Geography
- Location: 5121 Raytown Road, Kansas City, Missouri, United States
- Coordinates: 39°01′47″N 94°28′05″W﻿ / ﻿39.029740°N 94.467980°W

Services
- Beds: 105

History
- Opened: 1986
- Closed: 2019

Links
- Lists: Hospitals in Missouri

= Two Rivers Psychiatric Hospital =

Defunct hospital in Missouri, U.S.

Two Rivers Behavioral Health System was a 105-bed psychiatric hospital located in Kansas City, Missouri.

Opened in October 1986, the facility was operated as a private, for-profit, psychiatric hospital and was owned by Universal Health Services.

Two Rivers Behavioral Health System had a broad range of in-patient, partial hospitalization, and intensive outpatient services comprising the following units or programs:

- The National Center for Trauma-Based Disorders
- Dual Diagnosis and Addictions
- Spectrum Adult Services
- Renaissance Older Adult Program
- Child and Adolescent Program

The National Center for Trauma-Based Disorders had both trauma stabilization and trauma treatment programs as well as a program for those with trauma and co-occurring eating disorders and addictions.
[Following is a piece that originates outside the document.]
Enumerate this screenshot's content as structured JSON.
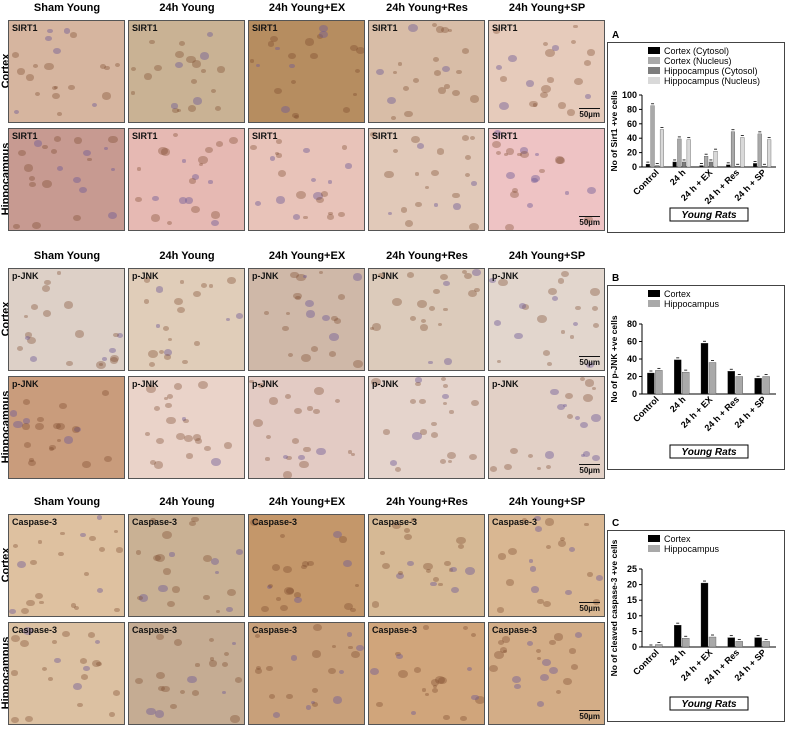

Two Rivers Psychiatric Hospital was at one time one of two private, free-standing psychiatric hospitals in the Kansas City area, the other being the Research Medical Center's Research Psychiatric Center.

In September 2008 the Centers for Medicare and Medicaid Services (CMS) terminated Two Rivers' participation in Medicare. United Health appealed the decision and eventually agreed to a settlement requiring Two Rivers to retain an outside monitor for six months.

The hospital announced it was closing effective February 9, 2019 after a decision made by its then corporate parent, Universal Health Services.